Figure EV4. Depletion of BCAR4 impaired YAP‐dependent tumorigenesis

1. A, B

   Ki‐67 (A) and BrdU (B) staining was performed as indicated. Scale bars, 100 μm. The percentages of positive cells are summarized on the right (mean ± s.d., n = 3 biological replicates, Student's t‐test).

2. C

   Tumors excised from nude mice treated with scrambled LNA or BCAR4 LNA (25 mg/kg).

3. D

   Representative immunohistochemical images of LDHA are shown in the xenograft tumors. Scale bar, 200 μm.

4. E

   The relative intensities of LDHA immunohistochemical staining were quantified by Image‐pro plus 6.0 software (Media Cybernetics) (mean ± s.d., n = 3 biological replicates, Student's t‐test, n.s., no significant difference).

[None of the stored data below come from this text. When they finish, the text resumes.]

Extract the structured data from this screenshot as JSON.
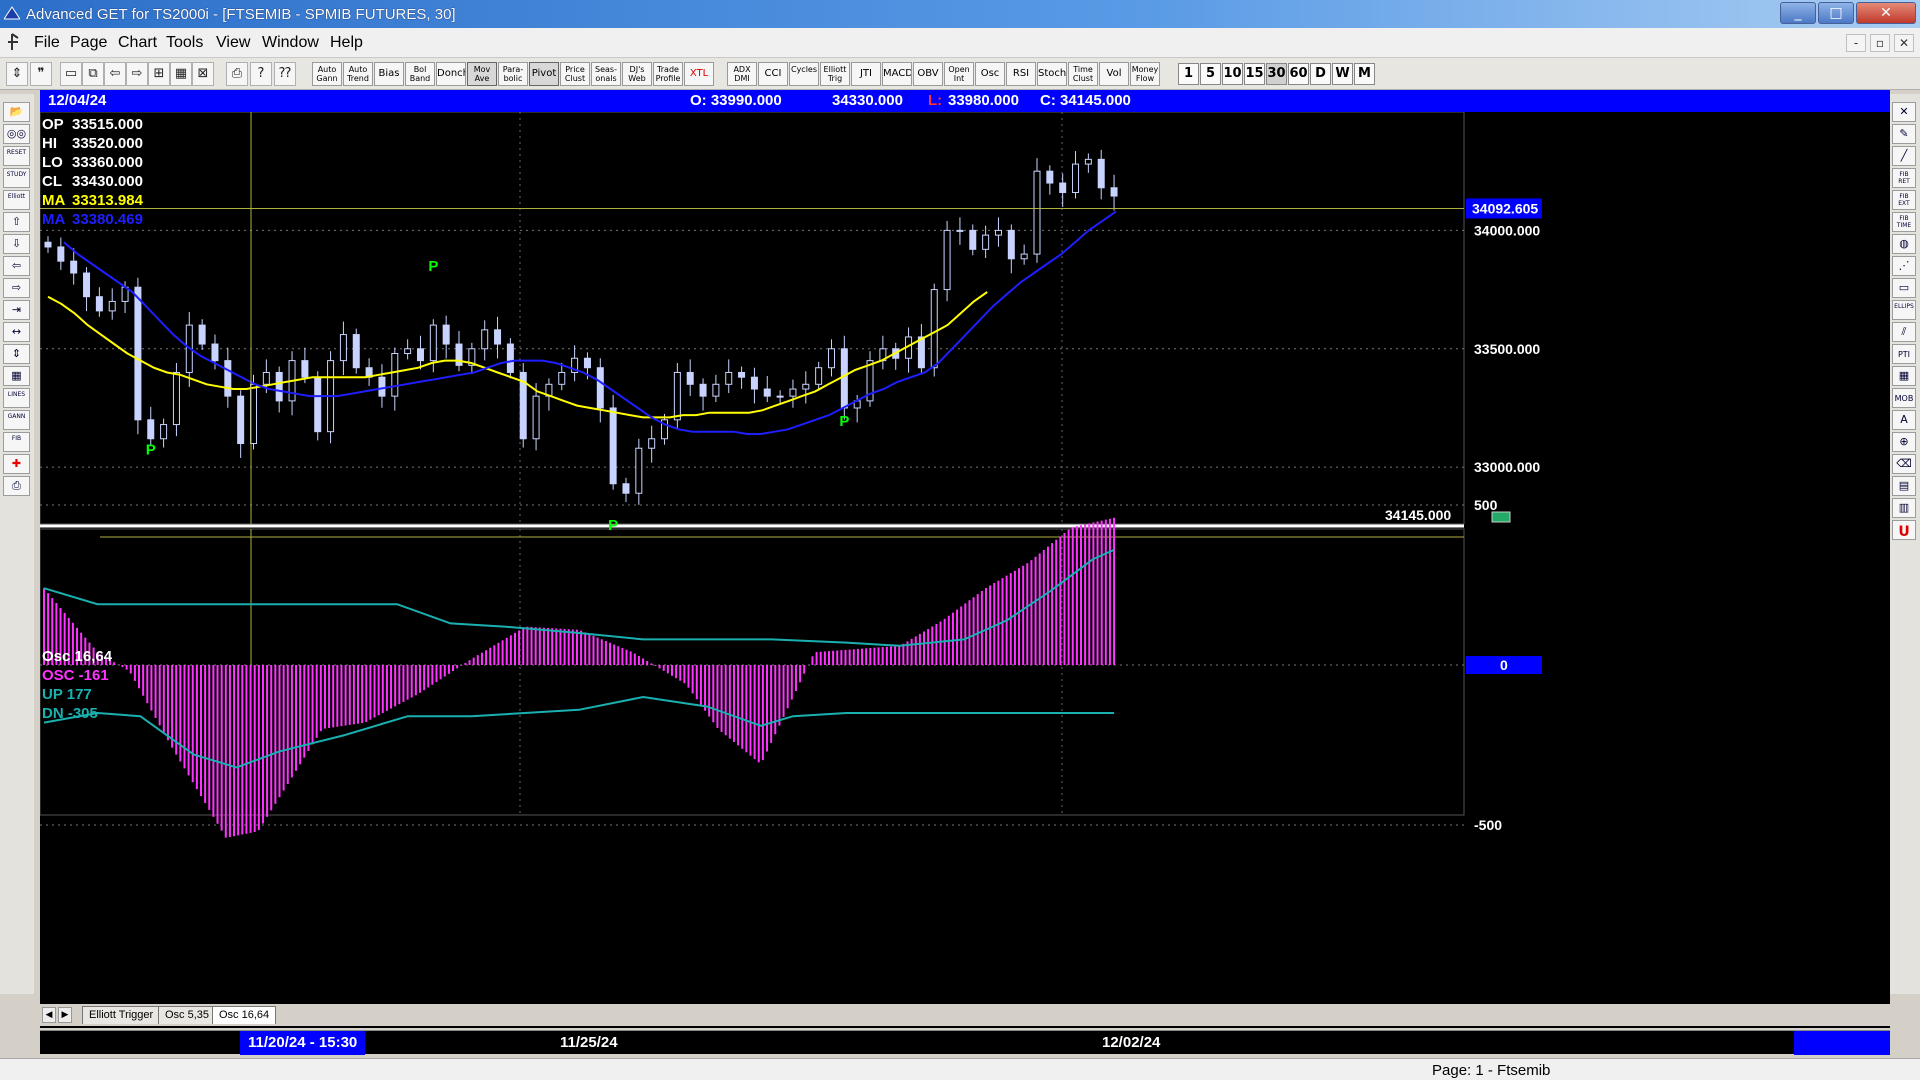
{
  "window": {
    "title": "Advanced GET for TS2000i - [FTSEMIB - SPMIB FUTURES, 30]",
    "minimize": "_",
    "maximize": "□",
    "close": "✕"
  },
  "menu": {
    "items": [
      "File",
      "Page",
      "Chart",
      "Tools",
      "View",
      "Window",
      "Help"
    ],
    "mdi": [
      "-",
      "▫",
      "✕"
    ]
  },
  "toolbar": {
    "icons": [
      "pointer-icon",
      "quote-icon",
      "page-icon",
      "copy-icon",
      "back-icon",
      "forward-icon",
      "tile-icon",
      "grid-icon",
      "cancel-icon",
      "print-icon",
      "help-icon",
      "whatsthis-icon"
    ],
    "studies": [
      "Auto Gann",
      "Auto Trend",
      "Bias",
      "Bol Band",
      "Donch",
      "Mov Ave",
      "Para-bolic",
      "Pivot",
      "Price Clust",
      "Seas-onals",
      "DJ's Web",
      "Trade Profile",
      "XTL",
      "ADX DMI",
      "CCI",
      "Cycles",
      "Elliott Trig",
      "JTI",
      "MACD",
      "OBV",
      "Open Int",
      "Osc",
      "RSI",
      "Stoch",
      "Time Clust",
      "Vol",
      "Money Flow"
    ],
    "timeframes": [
      "1",
      "5",
      "10",
      "15",
      "30",
      "60",
      "D",
      "W",
      "M"
    ],
    "active_timeframe": "30"
  },
  "left_tools": [
    "open-icon",
    "binoculars-icon",
    "RESET",
    "STUDY",
    "Elliott",
    "up-arrow-icon",
    "down-arrow-icon",
    "left-arrow-icon",
    "right-arrow-icon",
    "compress-icon",
    "expand-icon",
    "zoom-icon",
    "grid-icon",
    "LINES",
    "GANN",
    "FIB",
    "crosshair-icon",
    "print-icon"
  ],
  "right_tools": [
    "close-icon",
    "pencil-icon",
    "line-icon",
    "FIB RET",
    "FIB EXT",
    "FIB TIME",
    "cycle-icon",
    "fan-icon",
    "box-icon",
    "ELLIPS",
    "channel-icon",
    "PTI",
    "grid-icon",
    "MOB",
    "text-icon",
    "magnify-icon",
    "eraser-icon",
    "grid2-icon",
    "layers-icon",
    "U"
  ],
  "header": {
    "date": "12/04/24",
    "open": "O: 33990.000",
    "high": "34330.000",
    "low_label": "L:",
    "low": "33980.000",
    "close": "C: 34145.000"
  },
  "price_panel": {
    "readouts": [
      {
        "label": "OP",
        "value": "33515.000",
        "color": "#ffffff"
      },
      {
        "label": "HI",
        "value": "33520.000",
        "color": "#ffffff"
      },
      {
        "label": "LO",
        "value": "33360.000",
        "color": "#ffffff"
      },
      {
        "label": "CL",
        "value": "33430.000",
        "color": "#ffffff"
      },
      {
        "label": "MA",
        "value": "33313.984",
        "color": "#ffff00"
      },
      {
        "label": "MA",
        "value": "33380.469",
        "color": "#1e1eff"
      }
    ],
    "cursor_price": "34092.605",
    "last_price": "34145.000",
    "pivot_label": "P",
    "axis_ticks": [
      "34000.000",
      "33500.000",
      "33000.000"
    ]
  },
  "osc_panel": {
    "readouts": [
      {
        "label": "Osc 16,64",
        "color": "#ffffff"
      },
      {
        "label": "OSC -161",
        "color": "#ff33ff"
      },
      {
        "label": "UP    177",
        "color": "#1ab0b0"
      },
      {
        "label": "DN   -305",
        "color": "#1ab0b0"
      }
    ],
    "axis_ticks": [
      "500",
      "0",
      "-500"
    ]
  },
  "tabs": {
    "items": [
      "Elliott Trigger",
      "Osc 5,35",
      "Osc 16,64"
    ],
    "active": "Osc 16,64",
    "prev": "◀",
    "next": "▶"
  },
  "dates": {
    "cursor": "11/20/24 - 15:30",
    "labels": [
      "11/25/24",
      "12/02/24"
    ]
  },
  "status": {
    "page": "Page: 1 - Ftsemib"
  },
  "chart_data": {
    "type": "candlestick",
    "symbol": "FTSEMIB - SPMIB FUTURES",
    "interval": "30",
    "ylim": [
      32760,
      34500
    ],
    "yticks": [
      33000,
      33500,
      34000
    ],
    "date_labels": [
      "11/25/24",
      "12/02/24"
    ],
    "cursor_price": 34092.605,
    "last_price": 34145,
    "pivots": [
      {
        "bar": 8,
        "price": 33130,
        "type": "low"
      },
      {
        "bar": 30,
        "price": 33760,
        "type": "high"
      },
      {
        "bar": 44,
        "price": 32810,
        "type": "low"
      },
      {
        "bar": 62,
        "price": 33250,
        "type": "low"
      }
    ],
    "closes": [
      33930,
      33870,
      33820,
      33720,
      33660,
      33700,
      33760,
      33200,
      33120,
      33180,
      33400,
      33600,
      33520,
      33450,
      33300,
      33100,
      33350,
      33400,
      33280,
      33450,
      33380,
      33150,
      33450,
      33560,
      33420,
      33380,
      33300,
      33480,
      33500,
      33450,
      33600,
      33520,
      33430,
      33500,
      33580,
      33520,
      33400,
      33120,
      33300,
      33350,
      33400,
      33460,
      33420,
      33250,
      32930,
      32890,
      33080,
      33120,
      33200,
      33400,
      33350,
      33300,
      33350,
      33400,
      33380,
      33330,
      33300,
      33300,
      33330,
      33350,
      33420,
      33500,
      33250,
      33280,
      33450,
      33500,
      33460,
      33550,
      33420,
      33750,
      34000,
      34000,
      33920,
      33980,
      34000,
      33880,
      33900,
      34250,
      34200,
      34160,
      34280,
      34300,
      34180,
      34145
    ],
    "ma_fast": [
      33720,
      33690,
      33650,
      33600,
      33560,
      33520,
      33480,
      33450,
      33420,
      33400,
      33390,
      33370,
      33350,
      33340,
      33330,
      33330,
      33340,
      33350,
      33360,
      33370,
      33380,
      33380,
      33380,
      33380,
      33380,
      33390,
      33400,
      33410,
      33420,
      33440,
      33450,
      33450,
      33440,
      33420,
      33400,
      33380,
      33360,
      33320,
      33300,
      33280,
      33260,
      33250,
      33240,
      33230,
      33220,
      33210,
      33210,
      33210,
      33220,
      33220,
      33230,
      33230,
      33230,
      33230,
      33240,
      33260,
      33280,
      33300,
      33320,
      33350,
      33380,
      33410,
      33430,
      33450,
      33480,
      33510,
      33540,
      33570,
      33600,
      33650,
      33700,
      33740
    ],
    "ma_slow": [
      33950,
      33900,
      33860,
      33820,
      33780,
      33740,
      33680,
      33620,
      33560,
      33510,
      33470,
      33440,
      33410,
      33380,
      33350,
      33330,
      33320,
      33310,
      33300,
      33300,
      33300,
      33310,
      33320,
      33330,
      33340,
      33350,
      33360,
      33370,
      33380,
      33390,
      33400,
      33420,
      33440,
      33450,
      33450,
      33450,
      33440,
      33420,
      33400,
      33370,
      33330,
      33290,
      33250,
      33210,
      33180,
      33160,
      33150,
      33150,
      33150,
      33150,
      33140,
      33140,
      33150,
      33160,
      33180,
      33200,
      33220,
      33250,
      33280,
      33310,
      33330,
      33360,
      33380,
      33400,
      33440,
      33500,
      33560,
      33620,
      33680,
      33730,
      33780,
      33820,
      33860,
      33900,
      33950,
      34000,
      34040,
      34080
    ]
  }
}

Figure 4. Depletion of BCAR4 impaired YAP‐dependent tumorigenesis

1. A–C

   Schematic illustration of LNA injection. 10 days after bearing breast tumors, nude mice were injected with scrambled LNA or BCAR4 LNA (25 mg/kg) every other day for three times (A). After 5 weeks, the tumors were excised and tumor weights (B) and bidimensional tumor measurements (C) were assessed (mean ± s.d., n = 5 tumor samples, Student's t‐test).

2. D

   Expression of BCAR4 was detected in the indicated xenograft tumors by quantitative PCR (mean ± s.d., n = 3 biological replicates, Student's t‐test).

3. E

   Representative immunohistochemical images of xenograft tumors are shown. Scale bar, 200 μm.

4. F–I

   The relative intensities of immunohistochemical staining (E) were quantified by Image‐pro plus 6.0 software (Media Cybernetics) (mean ± s.d., n = 3 biological replicates, Student's t‐test).

Figure 5. Clinical relevance of YAP‐BCAR4 axis in breast cancers

1. A, B

   Recurrence‐free survival analysis of BCAR4 status (A) or YAP status (B) alone was performed in breast cancer patients (n = 123, Gehan‐Breslow test).

2. C

   Recurrence‐free survival analysis of BCAR4 and YAP associated status were examined in breast cancer patients (n = 123, Gehan‐Breslow test).

3. D, E

   The expression of BCAR4 was positively correlated with that of YAP (D) and CYR61 (E) by the chi‐square test; R, correlation coefficient (n = 123 patient samples).

4. F

   The expression of YAP was positively correlated with that of CYR61 by the chi‐square test; R, correlation coefficient (n = 123 patient samples).

5. G

   The graphic illustration of YAP‐BCAR4/GLI2 signaling axis in glycolysis.